Editor’s Note: Given the significant impression that keynote speaker Paula Stephan made at this year’s Society for Scholarly Publishing Annual Meeting, I wasn’t sure if attendees were aware of this pair of Kent Anderson posts from 2012, a review of Stephan’s book on the economics of scientific research and (re-running tomorrow) an interview with Stephan. Although the posts are now more than five years old, the economic conditions described have only accelerated.
I recently finished a very interesting and useful book entitled, “How Economics Shapes Science,” written by the economist Paula Stephan (Professor of Economics, Georgia State University and a member of the National Bureau of Economic Research). Stephan is an economist who accidentally became an expert in science economics, a little vignette that sets a nice tone for the book, which is superb overall — well-written, smartly structured, and well-referenced. In fact, for the serious reader, I’d recommend ordering it in print because the ability to flip back and forth between the nicely designed and very usable notes pages and the main text is vital to enjoying the book.

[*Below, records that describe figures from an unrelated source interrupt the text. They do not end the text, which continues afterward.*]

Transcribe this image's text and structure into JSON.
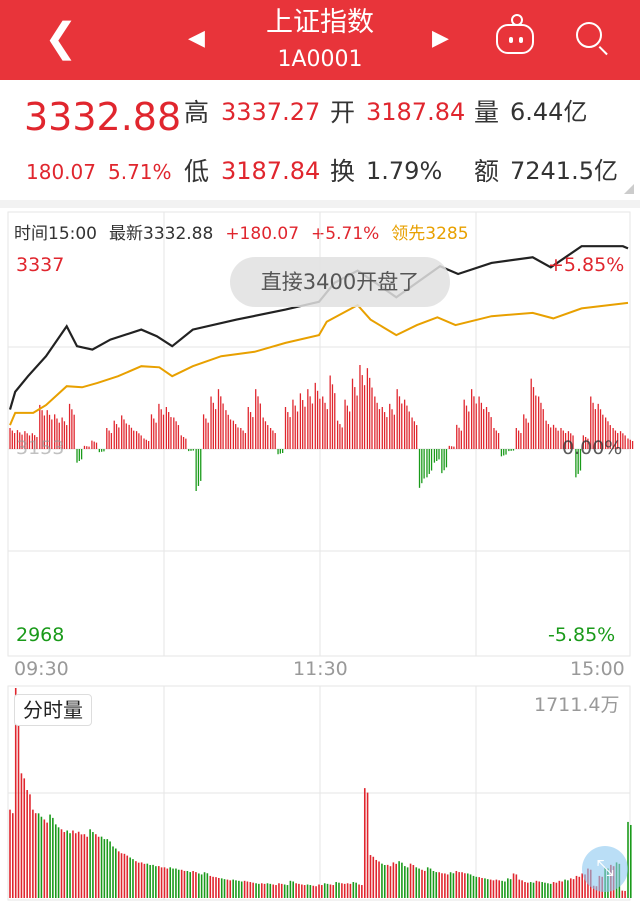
{
  "header": {
    "title": "上证指数",
    "code": "1A0001",
    "back_icon": "chevron-left-icon",
    "prev_icon": "triangle-left-icon",
    "next_icon": "triangle-right-icon",
    "robot_icon": "robot-icon",
    "search_icon": "search-icon"
  },
  "quote": {
    "price": "3332.88",
    "change": "180.07",
    "change_pct": "5.71%",
    "high_label": "高",
    "high": "3337.27",
    "open_label": "开",
    "open": "3187.84",
    "volume_label": "量",
    "volume": "6.44亿",
    "low_label": "低",
    "low": "3187.84",
    "turnover_label": "换",
    "turnover": "1.79%",
    "amount_label": "额",
    "amount": "7241.5亿"
  },
  "info_bar": {
    "time": "时间15:00",
    "latest": "最新3332.88",
    "change": "+180.07",
    "change_pct": "+5.71%",
    "lead": "领先3285"
  },
  "toast": "直接3400开盘了",
  "colors": {
    "up": "#e0262e",
    "down": "#1a9a1a",
    "price_line": "#222222",
    "avg_line": "#e8a000",
    "header": "#e8343a"
  },
  "chart_data": [
    {
      "type": "line",
      "name": "intraday",
      "prev_close": 3152.81,
      "y_labels": {
        "max": "3337",
        "mid": "3153",
        "min": "2968",
        "max_pct": "+5.85%",
        "mid_pct": "0.00%",
        "min_pct": "-5.85%"
      },
      "ylim": [
        2968,
        3337
      ],
      "x_labels": [
        "09:30",
        "11:30",
        "15:00"
      ],
      "price": {
        "minute": [
          0,
          2,
          7,
          14,
          22,
          26,
          32,
          39,
          51,
          57,
          63,
          71,
          88,
          107,
          120,
          126,
          135,
          142,
          150,
          167,
          174,
          187,
          203,
          210,
          222,
          238,
          240
        ],
        "value": [
          3188,
          3204,
          3218,
          3236,
          3263,
          3245,
          3242,
          3251,
          3260,
          3254,
          3245,
          3260,
          3269,
          3278,
          3285,
          3302,
          3313,
          3302,
          3289,
          3317,
          3310,
          3320,
          3325,
          3316,
          3335,
          3335,
          3333
        ]
      },
      "average": {
        "minute": [
          0,
          2,
          9,
          14,
          22,
          28,
          34,
          42,
          51,
          58,
          63,
          71,
          82,
          95,
          107,
          120,
          123,
          135,
          140,
          150,
          158,
          166,
          173,
          187,
          203,
          211,
          222,
          240
        ],
        "value": [
          3174,
          3185,
          3185,
          3192,
          3209,
          3208,
          3212,
          3218,
          3227,
          3226,
          3218,
          3227,
          3236,
          3240,
          3248,
          3255,
          3267,
          3282,
          3269,
          3255,
          3264,
          3271,
          3264,
          3272,
          3275,
          3270,
          3279,
          3284
        ]
      },
      "lead_bars": [
        20,
        18,
        17,
        15,
        42,
        37,
        33,
        30,
        43,
        -13,
        3,
        8,
        -3,
        20,
        27,
        32,
        23,
        17,
        10,
        33,
        43,
        40,
        30,
        13,
        -2,
        -40,
        33,
        50,
        57,
        37,
        27,
        20,
        40,
        57,
        30,
        20,
        -5,
        40,
        47,
        53,
        57,
        63,
        50,
        70,
        27,
        47,
        67,
        80,
        77,
        50,
        40,
        43,
        57,
        47,
        30,
        -37,
        -27,
        -13,
        -23,
        3,
        23,
        47,
        57,
        50,
        40,
        20,
        -7,
        -2,
        20,
        33,
        67,
        50,
        27,
        23,
        20,
        17,
        -27,
        13,
        50,
        43,
        30,
        20,
        17,
        10
      ]
    },
    {
      "type": "bar",
      "name": "volume",
      "label": "分时量",
      "max_label": "1711.4万",
      "ymax": 1711.4,
      "values": [
        720,
        1711,
        1016,
        880,
        720,
        690,
        640,
        680,
        600,
        560,
        550,
        550,
        540,
        520,
        560,
        520,
        500,
        480,
        420,
        380,
        360,
        330,
        300,
        290,
        280,
        270,
        260,
        250,
        250,
        240,
        230,
        220,
        220,
        200,
        210,
        180,
        170,
        160,
        150,
        150,
        140,
        140,
        130,
        120,
        120,
        120,
        110,
        120,
        110,
        140,
        120,
        110,
        110,
        100,
        110,
        120,
        110,
        130,
        120,
        120,
        130,
        110,
        895,
        350,
        310,
        280,
        270,
        290,
        300,
        260,
        280,
        250,
        230,
        250,
        220,
        210,
        200,
        210,
        220,
        210,
        200,
        180,
        170,
        160,
        150,
        150,
        140,
        160,
        200,
        150,
        130,
        130,
        140,
        130,
        120,
        130,
        140,
        150,
        160,
        180,
        200,
        240,
        100,
        180,
        250,
        270,
        290,
        60,
        620
      ],
      "up": [
        1,
        1,
        1,
        1,
        1,
        0,
        1,
        0,
        0,
        1,
        0,
        1,
        1,
        1,
        0,
        1,
        0,
        0,
        0,
        1,
        1,
        0,
        1,
        1,
        0,
        0,
        1,
        1,
        0,
        0,
        1,
        0,
        1,
        0,
        0,
        1,
        1,
        0,
        1,
        0,
        0,
        1,
        1,
        0,
        1,
        0,
        1,
        1,
        0,
        0,
        1,
        1,
        0,
        1,
        1,
        0,
        1,
        0,
        1,
        1,
        0,
        1,
        1,
        1,
        1,
        0,
        1,
        1,
        0,
        0,
        1,
        0,
        1,
        0,
        0,
        1,
        1,
        0,
        1,
        1,
        0,
        0,
        1,
        0,
        1,
        1,
        0,
        0,
        1,
        1,
        1,
        0,
        1,
        0,
        0,
        1,
        1,
        0,
        1,
        1,
        1,
        1,
        1,
        1,
        0,
        1,
        0,
        1,
        0
      ]
    }
  ]
}
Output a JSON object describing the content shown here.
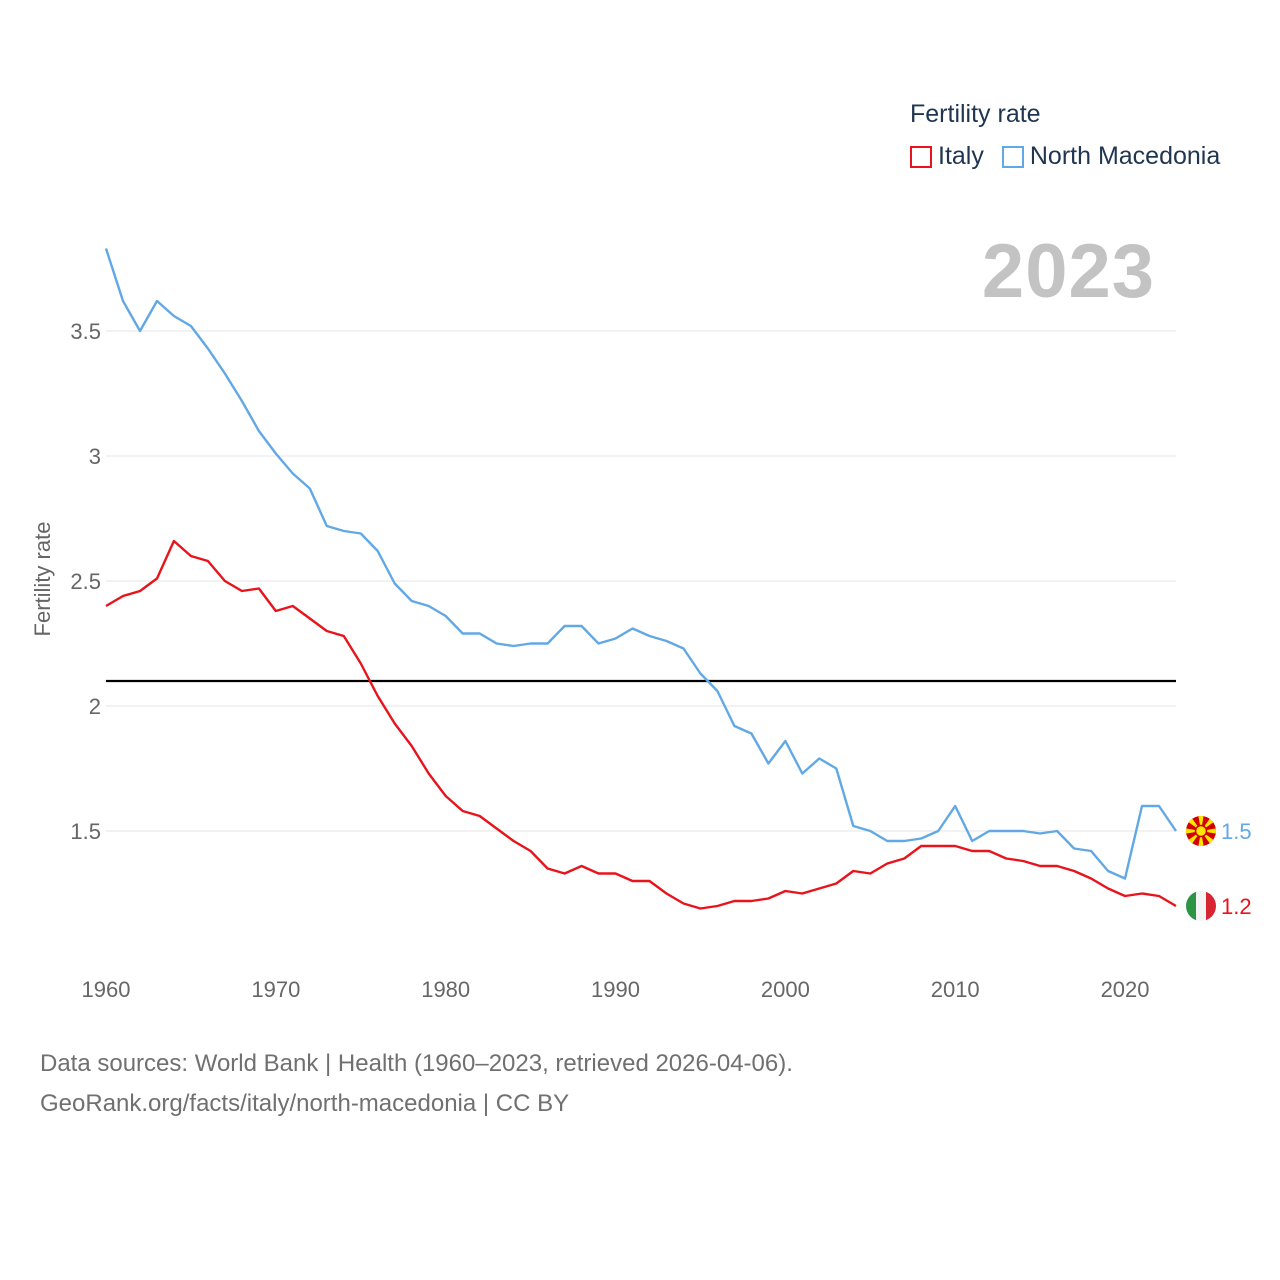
{
  "legend": {
    "title": "Fertility rate",
    "items": [
      {
        "label": "Italy",
        "color": "#e8141c"
      },
      {
        "label": "North Macedonia",
        "color": "#62a8e5"
      }
    ]
  },
  "year_display": "2023",
  "source": {
    "line1": "Data sources: World Bank | Health (1960–2023, retrieved 2026-04-06).",
    "line2": "GeoRank.org/facts/italy/north-macedonia | CC BY"
  },
  "colors": {
    "italy": "#e8141c",
    "north_macedonia": "#62a8e5",
    "grid": "#e6e6e6",
    "reference": "#000000"
  },
  "chart_data": {
    "type": "line",
    "title": "Fertility rate",
    "xlabel": "",
    "ylabel": "Fertility rate",
    "xlim": [
      1960,
      2023
    ],
    "ylim": [
      1.0,
      3.9
    ],
    "yticks": [
      1.5,
      2,
      2.5,
      3,
      3.5
    ],
    "ytick_labels": [
      "1.5",
      "2",
      "2.5",
      "3",
      "3.5"
    ],
    "xticks": [
      1960,
      1970,
      1980,
      1990,
      2000,
      2010,
      2020
    ],
    "xtick_labels": [
      "1960",
      "1970",
      "1980",
      "1990",
      "2000",
      "2010",
      "2020"
    ],
    "reference_line": 2.1,
    "x": [
      1960,
      1961,
      1962,
      1963,
      1964,
      1965,
      1966,
      1967,
      1968,
      1969,
      1970,
      1971,
      1972,
      1973,
      1974,
      1975,
      1976,
      1977,
      1978,
      1979,
      1980,
      1981,
      1982,
      1983,
      1984,
      1985,
      1986,
      1987,
      1988,
      1989,
      1990,
      1991,
      1992,
      1993,
      1994,
      1995,
      1996,
      1997,
      1998,
      1999,
      2000,
      2001,
      2002,
      2003,
      2004,
      2005,
      2006,
      2007,
      2008,
      2009,
      2010,
      2011,
      2012,
      2013,
      2014,
      2015,
      2016,
      2017,
      2018,
      2019,
      2020,
      2021,
      2022,
      2023
    ],
    "series": [
      {
        "name": "Italy",
        "color": "#e8141c",
        "end_label": "1.2",
        "values": [
          2.4,
          2.44,
          2.46,
          2.51,
          2.66,
          2.6,
          2.58,
          2.5,
          2.46,
          2.47,
          2.38,
          2.4,
          2.35,
          2.3,
          2.28,
          2.17,
          2.04,
          1.93,
          1.84,
          1.73,
          1.64,
          1.58,
          1.56,
          1.51,
          1.46,
          1.42,
          1.35,
          1.33,
          1.36,
          1.33,
          1.33,
          1.3,
          1.3,
          1.25,
          1.21,
          1.19,
          1.2,
          1.22,
          1.22,
          1.23,
          1.26,
          1.25,
          1.27,
          1.29,
          1.34,
          1.33,
          1.37,
          1.39,
          1.44,
          1.44,
          1.44,
          1.42,
          1.42,
          1.39,
          1.38,
          1.36,
          1.36,
          1.34,
          1.31,
          1.27,
          1.24,
          1.25,
          1.24,
          1.2
        ]
      },
      {
        "name": "North Macedonia",
        "color": "#62a8e5",
        "end_label": "1.5",
        "values": [
          3.83,
          3.62,
          3.5,
          3.62,
          3.56,
          3.52,
          3.43,
          3.33,
          3.22,
          3.1,
          3.01,
          2.93,
          2.87,
          2.72,
          2.7,
          2.69,
          2.62,
          2.49,
          2.42,
          2.4,
          2.36,
          2.29,
          2.29,
          2.25,
          2.24,
          2.25,
          2.25,
          2.32,
          2.32,
          2.25,
          2.27,
          2.31,
          2.28,
          2.26,
          2.23,
          2.13,
          2.06,
          1.92,
          1.89,
          1.77,
          1.86,
          1.73,
          1.79,
          1.75,
          1.52,
          1.5,
          1.46,
          1.46,
          1.47,
          1.5,
          1.6,
          1.46,
          1.5,
          1.5,
          1.5,
          1.49,
          1.5,
          1.43,
          1.42,
          1.34,
          1.31,
          1.6,
          1.6,
          1.5
        ]
      }
    ]
  }
}
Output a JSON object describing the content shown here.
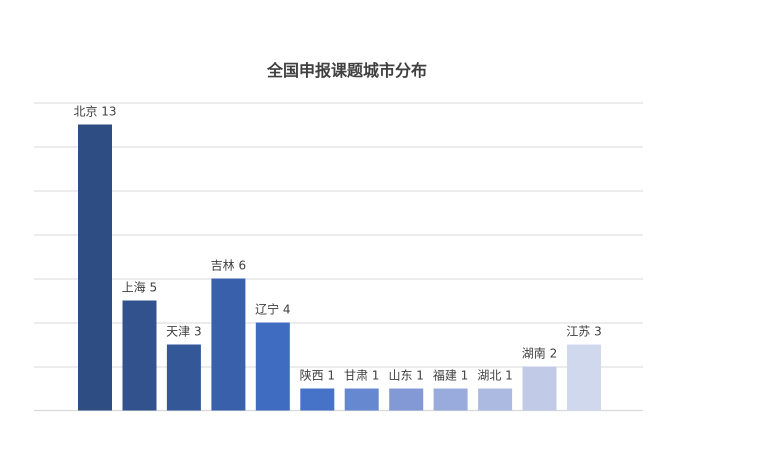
{
  "chart_data": {
    "type": "bar",
    "title": "全国申报课题城市分布",
    "categories": [
      "北京",
      "上海",
      "天津",
      "吉林",
      "辽宁",
      "陕西",
      "甘肃",
      "山东",
      "福建",
      "湖北",
      "湖南",
      "江苏"
    ],
    "values": [
      13,
      5,
      3,
      6,
      4,
      1,
      1,
      1,
      1,
      1,
      2,
      3
    ],
    "data_labels": [
      "北京 13",
      "上海 5",
      "天津 3",
      "吉林 6",
      "辽宁 4",
      "陕西 1",
      "甘肃 1",
      "山东 1",
      "福建 1",
      "湖北 1",
      "湖南 2",
      "江苏 3"
    ],
    "bar_colors": [
      "#2e4d82",
      "#31528c",
      "#345897",
      "#3961ab",
      "#3f6bc0",
      "#4672c8",
      "#6688d0",
      "#8299d6",
      "#98abdc",
      "#acbae1",
      "#c1cbe8",
      "#d0d8ee"
    ],
    "ylim": [
      0,
      14
    ],
    "grid": true,
    "xlabel": "",
    "ylabel": "",
    "legend": "none"
  }
}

While the topic is of inherent interest to anyone working in the sciences, Stephan also touches on many points of particular interest to publishers, including why authors publish and related issues.
Stephan’s main point is that while the information emanating from research activities is itself hard to take to market — it is non-rival and non-excludable — the economic units of value to scientists are prestige and priority. These aren’t new ideas at all, but Stephan is able to bring data together to underscore how vital the incentives of prestige and priority are — they determine what happens to scientists, from lab space to letterhead.
There are many interesting themes in the book, from the way university research changed with the 1982 Bayh-Dole Act (which gave universities new control of patents and other IP emanating from federally funded research), to the proliferation of prize-based science, to the growth of the mega-foundations like HHMI and Wellcome, to the sometimes dramatic effects funding decisions can have, both when it grows and when it shrinks.
Perhaps the most interesting story in this story-packed book is the tale of the years 1998-2002, when the NIH budget doubled. This vast influx of funding had many unanticipated and some unproductive outcomes:
- Success rates for R01 grant applications didn’t rise, and in fact fell significantly by 2009
- Universities used the funding to justify a building binge, partly to lure prime faculty and partly to create capacity for the anticipated grants
- Grants grew in size, and absorbed more costs, like graduate student tuitions and other overheads
- The short-term nature of the doubling, combined with the long-term nature of the resulting grant commitments, created a dearth of money in subsequent years, as funding fell yet remained tied to previous commitments
- The NIH took monies away from R01 grant-making during the expansion to pursue other, larger initiatives
- Younger researchers suffered more, as renewing grants did better overall during both the funding boom and the subsequent cuts
- The number of papers resulting from the doubling of NIH funding remained stubbornly unaffected — as one study put it, “Wherever the funds went, they left no clear scientific record.”
This is the kind of rich, data-driven, and nuanced discussion of science and economics readers can expect throughout Stephan’s excellent book.
Stephan addresses how R&D spending is often driven by politics — either geo-politics (the Cold War) or personal politics (biomedical research), and how jobs in the sciences respond accordingly (and how competitive options for smart people have affected job uptake). She also talks about how difficult science and research spending is to measure from an economic efficiency perspective — essentially, because payback on investments can be quite indirect and take decades, choosing between investment options is fraught with the chance for mistakes. And the emerging trend showing that higher-impact science comes from funding entities that evaluate people instead of projects and provides longer-term funding is also covered.
Many of the studies Stephan had to work with are dated, unfortunately, suggesting strongly that we need to do more (and more current) studies of these issues. It’s clear that economics shapes science. This becomes clearest at the end of the book, in a chapter entitled, “Can We Do Better?”. Here, Stephan writes sentences that bristle a bit:
In many ways universities in the United States behave as though they are high-end shopping malls. . . . faculty “pay” for the opportunity of working at the university, receiving no guarantee of income if they fail to bring in a grant. . . . The system that has evolved discourages faculty from pursuing research with uncertain outcomes. . . . The current university research system in the United States also discourages research that could disprove theories.
This book will have a special place on my shelf, as one of a handful of books that demand to be revisited, referenced, and re-read because there is so much clear and important information to be had, and some definite criticisms of the current system policy-makers need to consider.